Men heeft van bem, behalve een menigte portretten, de afbeeldingen der Graven van Holland in het Goudsche Kronyxken, in 1620 vervaardigd; de prentjes in a. van de Venne, Sonneconck op de Hollandsche Turf, 's Hage 1634 in 12o. eenige prentjes in G. Thibault, l'Academie de l'Epée. Anv. 1628. Ook in Cats werken vindt men van zijn graveerwerk, zoo als in Onlust, ontstaen in de lust bl. 258 naar A.v.d.
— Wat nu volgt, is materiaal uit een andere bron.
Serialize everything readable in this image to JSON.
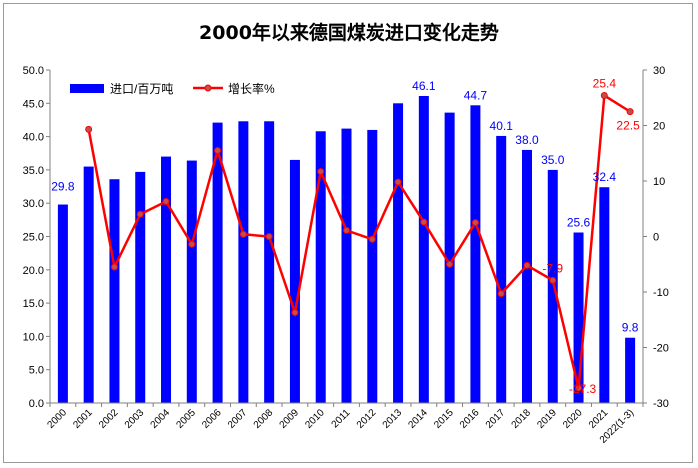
{
  "chart_data": {
    "type": "bar+line",
    "title": "2000年以来德国煤炭进口变化走势",
    "categories": [
      "2000",
      "2001",
      "2002",
      "2003",
      "2004",
      "2005",
      "2006",
      "2007",
      "2008",
      "2009",
      "2010",
      "2011",
      "2012",
      "2013",
      "2014",
      "2015",
      "2016",
      "2017",
      "2018",
      "2019",
      "2020",
      "2021",
      "2022(1-3)"
    ],
    "series": [
      {
        "name": "进口/百万吨",
        "type": "bar",
        "axis": "left",
        "color": "#0000ff",
        "values": [
          29.8,
          35.5,
          33.6,
          34.7,
          37.0,
          36.4,
          42.1,
          42.3,
          42.3,
          36.5,
          40.8,
          41.2,
          41.0,
          45.0,
          46.1,
          43.6,
          44.7,
          40.1,
          38.0,
          35.0,
          25.6,
          32.4,
          9.8
        ],
        "labels": [
          "29.8",
          "",
          "",
          "",
          "",
          "",
          "",
          "",
          "",
          "",
          "",
          "",
          "",
          "",
          "46.1",
          "",
          "44.7",
          "40.1",
          "38.0",
          "35.0",
          "25.6",
          "32.4",
          "9.8"
        ]
      },
      {
        "name": "增长率%",
        "type": "line",
        "axis": "right",
        "color": "#ff0000",
        "values": [
          null,
          19.3,
          -5.5,
          4.0,
          6.3,
          -1.4,
          15.5,
          0.4,
          0.0,
          -13.7,
          11.7,
          1.1,
          -0.5,
          9.8,
          2.6,
          -5.0,
          2.5,
          -10.3,
          -5.2,
          -7.9,
          -27.3,
          25.4,
          22.5
        ],
        "labels": [
          "",
          "",
          "",
          "",
          "",
          "",
          "",
          "",
          "",
          "",
          "",
          "",
          "",
          "",
          "",
          "",
          "",
          "",
          "",
          "-7.9",
          "-27.3",
          "25.4",
          "22.5"
        ]
      }
    ],
    "y_left": {
      "min": 0,
      "max": 50,
      "step": 5,
      "ticks": [
        "0.0",
        "5.0",
        "10.0",
        "15.0",
        "20.0",
        "25.0",
        "30.0",
        "35.0",
        "40.0",
        "45.0",
        "50.0"
      ]
    },
    "y_right": {
      "min": -30,
      "max": 30,
      "step": 10,
      "ticks": [
        "-30",
        "-20",
        "-10",
        "0",
        "10",
        "20",
        "30"
      ]
    },
    "grid": false,
    "legend_position": "top-left"
  }
}
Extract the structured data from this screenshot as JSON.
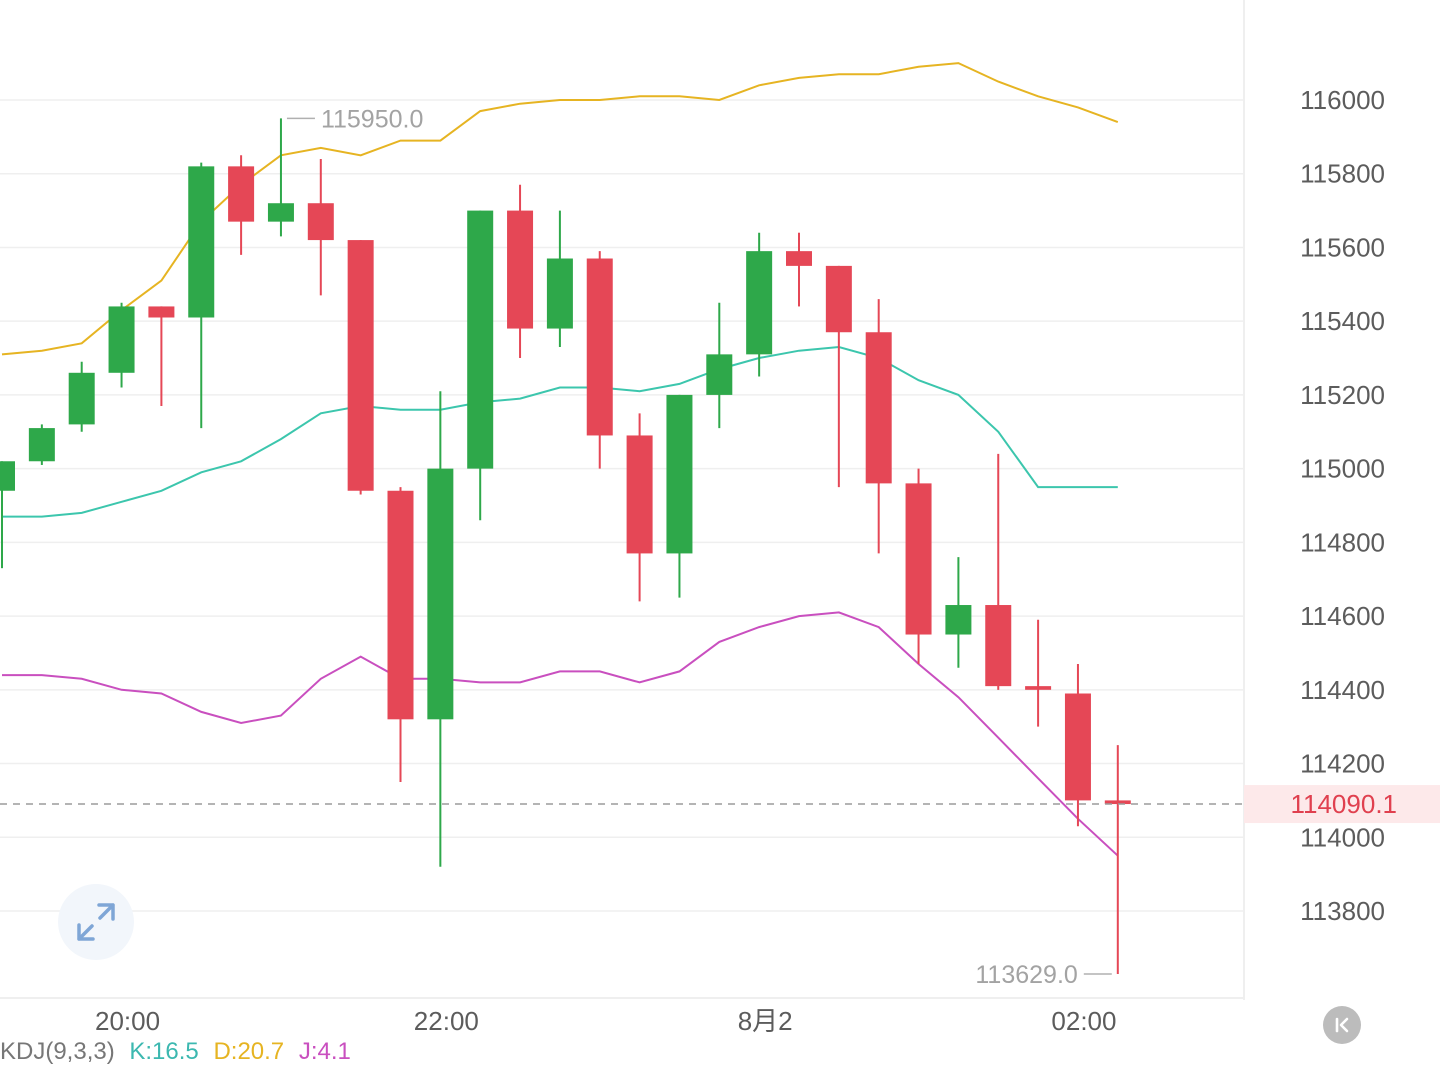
{
  "chart_data": {
    "type": "candlestick",
    "y_axis": {
      "ticks": [
        "116000",
        "115800",
        "115600",
        "115400",
        "115200",
        "115000",
        "114800",
        "114600",
        "114400",
        "114200",
        "114000",
        "113800"
      ],
      "ylim": [
        113560,
        116260
      ],
      "position": "right"
    },
    "x_axis": {
      "ticks": [
        {
          "label": "20:00",
          "index": 3
        },
        {
          "label": "22:00",
          "index": 11
        },
        {
          "label": "8月2",
          "index": 19
        },
        {
          "label": "02:00",
          "index": 27
        }
      ]
    },
    "candles": [
      {
        "open": 114940,
        "high": 115020,
        "low": 114730,
        "close": 115020
      },
      {
        "open": 115020,
        "high": 115120,
        "low": 115010,
        "close": 115110
      },
      {
        "open": 115120,
        "high": 115290,
        "low": 115100,
        "close": 115260
      },
      {
        "open": 115260,
        "high": 115450,
        "low": 115220,
        "close": 115440
      },
      {
        "open": 115440,
        "high": 115440,
        "low": 115170,
        "close": 115410
      },
      {
        "open": 115410,
        "high": 115830,
        "low": 115110,
        "close": 115820
      },
      {
        "open": 115820,
        "high": 115850,
        "low": 115580,
        "close": 115670
      },
      {
        "open": 115670,
        "high": 115950,
        "low": 115630,
        "close": 115720
      },
      {
        "open": 115720,
        "high": 115840,
        "low": 115470,
        "close": 115620
      },
      {
        "open": 115620,
        "high": 115620,
        "low": 114930,
        "close": 114940
      },
      {
        "open": 114940,
        "high": 114950,
        "low": 114150,
        "close": 114320
      },
      {
        "open": 114320,
        "high": 115210,
        "low": 113920,
        "close": 115000
      },
      {
        "open": 115000,
        "high": 115700,
        "low": 114860,
        "close": 115700
      },
      {
        "open": 115700,
        "high": 115770,
        "low": 115300,
        "close": 115380
      },
      {
        "open": 115380,
        "high": 115700,
        "low": 115330,
        "close": 115570
      },
      {
        "open": 115570,
        "high": 115590,
        "low": 115000,
        "close": 115090
      },
      {
        "open": 115090,
        "high": 115150,
        "low": 114640,
        "close": 114770
      },
      {
        "open": 114770,
        "high": 115200,
        "low": 114650,
        "close": 115200
      },
      {
        "open": 115200,
        "high": 115450,
        "low": 115110,
        "close": 115310
      },
      {
        "open": 115310,
        "high": 115640,
        "low": 115250,
        "close": 115590
      },
      {
        "open": 115590,
        "high": 115640,
        "low": 115440,
        "close": 115550
      },
      {
        "open": 115550,
        "high": 115550,
        "low": 114950,
        "close": 115370
      },
      {
        "open": 115370,
        "high": 115460,
        "low": 114770,
        "close": 114960
      },
      {
        "open": 114960,
        "high": 115000,
        "low": 114470,
        "close": 114550
      },
      {
        "open": 114550,
        "high": 114760,
        "low": 114460,
        "close": 114630
      },
      {
        "open": 114630,
        "high": 115040,
        "low": 114400,
        "close": 114410
      },
      {
        "open": 114410,
        "high": 114590,
        "low": 114300,
        "close": 114400
      },
      {
        "open": 114390,
        "high": 114470,
        "low": 114030,
        "close": 114100
      },
      {
        "open": 114100,
        "high": 114250,
        "low": 113629,
        "close": 114090.1
      }
    ],
    "series": [
      {
        "color": "#e6b422",
        "values": [
          115310,
          115320,
          115340,
          115430,
          115510,
          115670,
          115770,
          115850,
          115870,
          115850,
          115890,
          115890,
          115970,
          115990,
          116000,
          116000,
          116010,
          116010,
          116000,
          116040,
          116060,
          116070,
          116070,
          116090,
          116100,
          116050,
          116010,
          115980,
          115940
        ]
      },
      {
        "color": "#3cc6ad",
        "values": [
          114870,
          114870,
          114880,
          114910,
          114940,
          114990,
          115020,
          115080,
          115150,
          115170,
          115160,
          115160,
          115180,
          115190,
          115220,
          115220,
          115210,
          115230,
          115270,
          115300,
          115320,
          115330,
          115300,
          115240,
          115200,
          115100,
          114950,
          114950,
          114950
        ]
      },
      {
        "color": "#c94fbf",
        "values": [
          114440,
          114440,
          114430,
          114400,
          114390,
          114340,
          114310,
          114330,
          114430,
          114490,
          114430,
          114430,
          114420,
          114420,
          114450,
          114450,
          114420,
          114450,
          114530,
          114570,
          114600,
          114610,
          114570,
          114470,
          114380,
          114270,
          114160,
          114050,
          113950
        ]
      }
    ],
    "extremes": {
      "high_label": "115950.0",
      "high_index": 7,
      "low_label": "113629.0",
      "low_index": 28
    },
    "last_price": {
      "label": "114090.1",
      "value": 114090.1
    },
    "grid": true,
    "colors": {
      "up": "#2ea84a",
      "down": "#e54756",
      "grid": "#efefef",
      "dash": "#9c9c9c"
    }
  },
  "indicator": {
    "name": "KDJ(9,3,3)",
    "k": "K:16.5",
    "d": "D:20.7",
    "j": "J:4.1",
    "colors": {
      "name": "#777777",
      "k": "#3cb8b0",
      "d": "#e6b422",
      "j": "#c94fbf"
    }
  },
  "controls": {
    "expand_icon": "expand-arrows-icon",
    "back_icon": "skip-to-latest-icon"
  }
}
Venne, en in het Geestelick Houwelick bl. 84, de geboorte van Jezus, met de herders, naar J. Mattham.
Onden zijne portretten munten uit, dat van James Graham, Markies van Montrose, Pieter Bor Christiaansz., naar Frans Hals, Sibrandus Sixtius Oisterurius, naar N. Moyaert
Kramm vermeldt nog van hem:
De Gouden eeuw, naar H. Goltzius.
Een oud man, die een jonge meid minnekoost, haar zijn beurs aanbiedende, naar denzelfde.
Twee bedelaars, de man op de viool spelende en de vrouw zingende, naar A. van de Venne.
Een gevecht tusschen zes grotesque figuren met keukengereedschappen. naar denz.
De oude Fussli spreekt van eene reis, die A. Mattham in 1700 in Barbarijen ondernomen heeft, en dat hij aldaar zelfs de natuurzeldzaamheden zou hebben afgeteekend; doch zulks wordt teregt door Nagler weersproken. Frans Hals beeldde hem op een groot doelenstuk, in 1627, als vaandrig bij de schutterij van den kloveniersdoel te Haarlem af.
Zie Immerzeel, Lev. en werk d Holl. en Vl. Kunsts. D. II. bl. 207; Kramm, Lev. en werk. d. Holl. en Vl. Kunsts. D. III. bl. 1069.